Compilation album by George Thorogood and the Destroyers
- Released: July 28, 1992
- Genres: Blues rock; boogie rock; hard rock;
- Length: 55:53
- Label: EMI America
- Producers: Terry Manning; The Delaware Destroyers;

George Thorogood and the Destroyers chronology
| Boogie People (1991) | The Baddest of George Thorogood and the Destroyers (1992) | Haircut (1993) |

Singles from The Baddest of George Thorogood and the Destroyers
- "I'm a Steady Rollin' Man" Released: 1992; "Bad to the Bone (remix)" Released: 1992; "Louie to Frisco" Released: 1992;

= The Baddest of George Thorogood and the Destroyers =

The Baddest of George Thorogood and the Destroyers is the second compilation album by American blues rock band George Thorogood and the Destroyers. It was released in 1992 by the label EMI America Records.

== Songs ==
The album is mostly a greatest hits compilation, but features the previously unreleased tracks "Louie to Frisco" and "I'm a Steady Rollin' Man". The album also features a new remix of "Bad to the Bone".
== Release ==
EMI America released The Baddest of George Thorogood on July 28, 1992. The album debuted at No. 122, and peaked at No. 100 on the Billboard 200 chart. The album was certified platinum by the Recording Industry Association of America (RIAA) on February 8, 1995.
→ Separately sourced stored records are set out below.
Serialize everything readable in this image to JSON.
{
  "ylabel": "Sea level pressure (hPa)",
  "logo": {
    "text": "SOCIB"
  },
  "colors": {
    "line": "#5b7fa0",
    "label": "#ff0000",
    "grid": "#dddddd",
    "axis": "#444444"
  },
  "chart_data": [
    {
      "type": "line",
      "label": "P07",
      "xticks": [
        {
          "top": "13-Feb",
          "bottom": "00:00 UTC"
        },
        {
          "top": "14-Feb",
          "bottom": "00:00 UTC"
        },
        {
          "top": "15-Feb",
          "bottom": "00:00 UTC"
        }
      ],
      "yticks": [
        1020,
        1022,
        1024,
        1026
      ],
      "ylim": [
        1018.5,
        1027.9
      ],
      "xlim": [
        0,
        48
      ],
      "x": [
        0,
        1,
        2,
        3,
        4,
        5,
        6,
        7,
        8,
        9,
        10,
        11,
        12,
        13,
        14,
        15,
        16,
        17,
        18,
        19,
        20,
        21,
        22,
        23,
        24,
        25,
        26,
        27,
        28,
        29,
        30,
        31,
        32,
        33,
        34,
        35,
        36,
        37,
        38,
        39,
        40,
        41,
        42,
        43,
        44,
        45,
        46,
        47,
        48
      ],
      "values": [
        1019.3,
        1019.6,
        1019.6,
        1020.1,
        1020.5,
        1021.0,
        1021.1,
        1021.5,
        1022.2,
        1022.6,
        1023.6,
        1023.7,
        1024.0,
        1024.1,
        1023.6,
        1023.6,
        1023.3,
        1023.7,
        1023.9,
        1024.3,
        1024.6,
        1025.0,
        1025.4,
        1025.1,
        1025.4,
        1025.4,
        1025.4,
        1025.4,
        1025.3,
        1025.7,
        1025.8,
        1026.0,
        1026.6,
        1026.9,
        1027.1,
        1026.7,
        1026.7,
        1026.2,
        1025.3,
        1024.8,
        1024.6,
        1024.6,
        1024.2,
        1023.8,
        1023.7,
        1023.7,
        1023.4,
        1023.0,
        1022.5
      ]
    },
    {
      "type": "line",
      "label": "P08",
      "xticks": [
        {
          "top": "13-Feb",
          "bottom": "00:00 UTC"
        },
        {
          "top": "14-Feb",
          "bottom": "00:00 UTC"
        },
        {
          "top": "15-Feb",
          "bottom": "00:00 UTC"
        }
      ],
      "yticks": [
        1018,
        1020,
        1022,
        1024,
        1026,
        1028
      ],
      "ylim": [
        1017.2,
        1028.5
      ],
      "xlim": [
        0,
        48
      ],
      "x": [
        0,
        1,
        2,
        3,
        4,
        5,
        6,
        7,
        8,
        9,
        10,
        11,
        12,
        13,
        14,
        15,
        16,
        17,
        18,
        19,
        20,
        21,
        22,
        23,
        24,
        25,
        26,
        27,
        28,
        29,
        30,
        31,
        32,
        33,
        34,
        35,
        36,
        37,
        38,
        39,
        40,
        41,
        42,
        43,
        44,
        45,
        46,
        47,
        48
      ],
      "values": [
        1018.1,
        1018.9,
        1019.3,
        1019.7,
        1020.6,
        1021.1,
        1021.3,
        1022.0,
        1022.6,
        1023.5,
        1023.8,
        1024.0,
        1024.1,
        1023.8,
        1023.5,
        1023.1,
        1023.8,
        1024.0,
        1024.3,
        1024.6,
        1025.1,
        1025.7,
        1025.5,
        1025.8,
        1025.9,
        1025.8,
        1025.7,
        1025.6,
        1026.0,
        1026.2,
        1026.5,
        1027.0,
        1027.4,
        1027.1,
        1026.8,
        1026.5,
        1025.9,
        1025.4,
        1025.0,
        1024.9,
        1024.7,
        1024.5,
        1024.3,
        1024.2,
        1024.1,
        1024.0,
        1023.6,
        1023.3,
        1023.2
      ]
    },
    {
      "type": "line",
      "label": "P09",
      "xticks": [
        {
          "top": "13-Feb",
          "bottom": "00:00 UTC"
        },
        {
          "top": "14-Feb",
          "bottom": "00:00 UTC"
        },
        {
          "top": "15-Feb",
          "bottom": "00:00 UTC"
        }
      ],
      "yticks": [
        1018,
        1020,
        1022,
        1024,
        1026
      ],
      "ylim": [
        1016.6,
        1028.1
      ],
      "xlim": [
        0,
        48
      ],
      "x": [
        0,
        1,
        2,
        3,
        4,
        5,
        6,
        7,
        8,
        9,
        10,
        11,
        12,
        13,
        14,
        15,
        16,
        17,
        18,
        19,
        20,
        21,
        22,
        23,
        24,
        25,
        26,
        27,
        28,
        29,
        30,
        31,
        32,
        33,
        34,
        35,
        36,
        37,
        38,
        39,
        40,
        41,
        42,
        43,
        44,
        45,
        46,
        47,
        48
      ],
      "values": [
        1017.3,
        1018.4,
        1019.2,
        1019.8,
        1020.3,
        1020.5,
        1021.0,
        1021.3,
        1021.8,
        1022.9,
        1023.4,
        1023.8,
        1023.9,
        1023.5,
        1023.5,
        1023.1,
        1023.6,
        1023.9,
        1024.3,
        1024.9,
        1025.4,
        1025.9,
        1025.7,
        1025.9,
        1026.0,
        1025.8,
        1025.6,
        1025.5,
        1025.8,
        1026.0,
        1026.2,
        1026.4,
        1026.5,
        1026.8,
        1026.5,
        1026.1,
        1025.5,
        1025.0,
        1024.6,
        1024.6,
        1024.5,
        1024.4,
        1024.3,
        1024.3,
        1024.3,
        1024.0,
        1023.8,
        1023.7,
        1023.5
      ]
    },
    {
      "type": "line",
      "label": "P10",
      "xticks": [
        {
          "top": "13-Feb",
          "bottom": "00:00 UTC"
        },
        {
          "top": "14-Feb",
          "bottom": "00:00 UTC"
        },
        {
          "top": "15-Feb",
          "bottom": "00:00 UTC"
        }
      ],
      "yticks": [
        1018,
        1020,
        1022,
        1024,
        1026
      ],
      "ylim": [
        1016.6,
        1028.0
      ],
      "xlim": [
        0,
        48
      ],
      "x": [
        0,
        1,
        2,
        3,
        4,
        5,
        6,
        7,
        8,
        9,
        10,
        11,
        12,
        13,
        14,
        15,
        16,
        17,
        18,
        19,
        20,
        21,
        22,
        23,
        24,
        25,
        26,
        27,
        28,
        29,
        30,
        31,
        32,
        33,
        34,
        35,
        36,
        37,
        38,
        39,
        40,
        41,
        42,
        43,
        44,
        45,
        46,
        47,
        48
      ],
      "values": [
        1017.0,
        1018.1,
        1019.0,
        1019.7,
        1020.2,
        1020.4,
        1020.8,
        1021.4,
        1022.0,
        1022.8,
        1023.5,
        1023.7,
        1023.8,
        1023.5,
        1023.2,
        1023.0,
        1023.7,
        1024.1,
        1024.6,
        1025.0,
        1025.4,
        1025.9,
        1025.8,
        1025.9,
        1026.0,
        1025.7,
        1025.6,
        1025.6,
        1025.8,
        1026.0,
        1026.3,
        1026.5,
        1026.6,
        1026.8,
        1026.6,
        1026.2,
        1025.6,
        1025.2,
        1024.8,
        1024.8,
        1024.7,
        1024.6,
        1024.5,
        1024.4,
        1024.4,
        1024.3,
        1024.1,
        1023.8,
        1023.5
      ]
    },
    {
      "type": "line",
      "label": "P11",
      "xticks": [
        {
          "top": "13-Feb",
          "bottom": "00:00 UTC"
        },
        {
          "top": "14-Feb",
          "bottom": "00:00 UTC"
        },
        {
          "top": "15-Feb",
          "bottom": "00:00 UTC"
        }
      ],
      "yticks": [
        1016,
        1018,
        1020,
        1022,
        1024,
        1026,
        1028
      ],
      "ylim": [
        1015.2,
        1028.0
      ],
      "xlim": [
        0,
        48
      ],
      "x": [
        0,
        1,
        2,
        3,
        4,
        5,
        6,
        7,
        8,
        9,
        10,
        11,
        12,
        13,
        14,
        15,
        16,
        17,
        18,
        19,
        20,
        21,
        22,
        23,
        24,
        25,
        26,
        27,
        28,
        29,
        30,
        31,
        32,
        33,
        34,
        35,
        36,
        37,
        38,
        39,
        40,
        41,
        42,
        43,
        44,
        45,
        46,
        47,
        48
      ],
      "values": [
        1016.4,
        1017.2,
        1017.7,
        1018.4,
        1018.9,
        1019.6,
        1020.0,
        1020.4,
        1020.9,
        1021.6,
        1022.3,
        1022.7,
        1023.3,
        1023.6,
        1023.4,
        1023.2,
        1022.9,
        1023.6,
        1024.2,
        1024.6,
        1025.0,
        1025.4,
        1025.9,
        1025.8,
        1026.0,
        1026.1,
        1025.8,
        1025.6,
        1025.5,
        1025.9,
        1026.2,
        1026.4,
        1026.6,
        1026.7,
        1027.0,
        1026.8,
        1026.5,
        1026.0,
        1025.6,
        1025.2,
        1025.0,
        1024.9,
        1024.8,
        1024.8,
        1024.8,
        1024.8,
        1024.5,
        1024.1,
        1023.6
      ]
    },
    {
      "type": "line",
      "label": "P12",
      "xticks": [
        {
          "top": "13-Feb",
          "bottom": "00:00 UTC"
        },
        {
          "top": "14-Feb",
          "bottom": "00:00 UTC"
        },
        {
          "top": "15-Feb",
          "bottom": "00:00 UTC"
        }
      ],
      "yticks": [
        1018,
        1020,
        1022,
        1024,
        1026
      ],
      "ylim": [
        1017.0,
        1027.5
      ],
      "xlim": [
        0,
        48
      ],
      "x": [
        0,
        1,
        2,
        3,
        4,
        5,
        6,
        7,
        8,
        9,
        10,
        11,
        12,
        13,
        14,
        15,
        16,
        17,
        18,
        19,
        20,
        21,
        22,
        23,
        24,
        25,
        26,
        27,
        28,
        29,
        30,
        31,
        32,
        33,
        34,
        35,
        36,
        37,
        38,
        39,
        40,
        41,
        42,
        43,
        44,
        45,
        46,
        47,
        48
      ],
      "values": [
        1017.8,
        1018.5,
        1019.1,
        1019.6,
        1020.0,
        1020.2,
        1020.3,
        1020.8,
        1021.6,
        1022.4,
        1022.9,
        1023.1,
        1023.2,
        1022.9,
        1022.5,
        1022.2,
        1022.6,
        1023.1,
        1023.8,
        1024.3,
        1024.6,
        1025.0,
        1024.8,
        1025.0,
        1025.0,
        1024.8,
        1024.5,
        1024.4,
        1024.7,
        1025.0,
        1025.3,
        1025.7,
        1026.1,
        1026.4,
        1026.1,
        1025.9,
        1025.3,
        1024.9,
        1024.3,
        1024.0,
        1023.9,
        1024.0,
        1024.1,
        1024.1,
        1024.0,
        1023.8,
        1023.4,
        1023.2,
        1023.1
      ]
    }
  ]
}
Three singles were released from the album, "I'm a Steady Rollin' Man", which peaked at No. 18 on the Mainstream Rock chart, the new remix of "Bad to the Bone", and "Louie to Frisco".

Professional ratings
Review scores
| Source | Rating |
| AllMusic | Star Half star |
| The Penguin Guide to Blues Recordings | () |
| The Rolling Stone Jazz & Blues Album Guide | Star Half star |

== Track listing ==

| No. | Title | Writer(s) | Original Album | Length |
|---|---|---|---|---|
| 1. | "Bad to the Bone (remix)" |  | previously unreleased | 4:56 |
| 2. | "Move It On Over" | Hank Williams | Move It On Over, 1978 | 4:18 |
| 3. | "I'm a Steady Rollin' Man" | Robert Johnson | previously unreleased | 3:43 |
| 4. | "You Talk Too Much" |  | Born to Be Bad, 1988 | 4:35 |
| 5. | "Who Do You Love?" | Ellas McDaniel | Move It On Over, 1978 | 4:20 |
| 6. | "Gear Jammer" |  | Maverick, 1985 | 4:34 |
| 7. | "I Drink Alone" |  | Maverick, 1985 | 4:32 |
| 8. | "One Bourbon, One Scotch, One Beer" | John Lee Hooker | George Thorogood and the Destroyers, 1977 | 8:27 |
| 9. | "If You Don't Start Drinkin' (I'm Gonna Leave)" |  | Boogie People, 1991 | 4:12 |
| 10. | "Treat Her Right" | Roy Head, Gene Kurtz | Born to Be Bad,1988 | 3:31 |
| 11. | "Long Gone" |  | Maverick, 1985 | 4:30 |
| 12. | "Louie to Frisco" | Chuck Berry | previously unreleased | 4:15 |
| Total length: |  |  |  | 55:53 |

== Personnel ==
Musicians

- George Thorogood – vocals, guitar
- Jeff Simon – drums
- Bill Blough – bass
- Hank Carter – saxophone, vocals
- Steve Chrismar – guitar
- Ian Stewart – piano
- Uncle Meat Pennington – maracas

Technical

- The Delaware Destroyers – producer
- Terry Manning – producer, engineering, mixing
- John Nagy – engineering
- Henry Marquez – art direction
- Lu Ann Graffeo – design

== Charts ==

| Chart (1992) | Peak position |
|---|---|
| Australian Albums (ARIA) | 176 |
| Canada (RPM) | 36 |
| US Billboard 200 | 100 |

== Certifications ==

Certifications for The Baddest of George Thorogood
| Region | Certification | Certified units/sales |
|---|---|---|
| Canada (Music Canada) | Gold | 40,000^{^} |
| United States (RIAA) | Platinum | 1,000,000^{^} |

^{^} Shipments figures based on certification alone.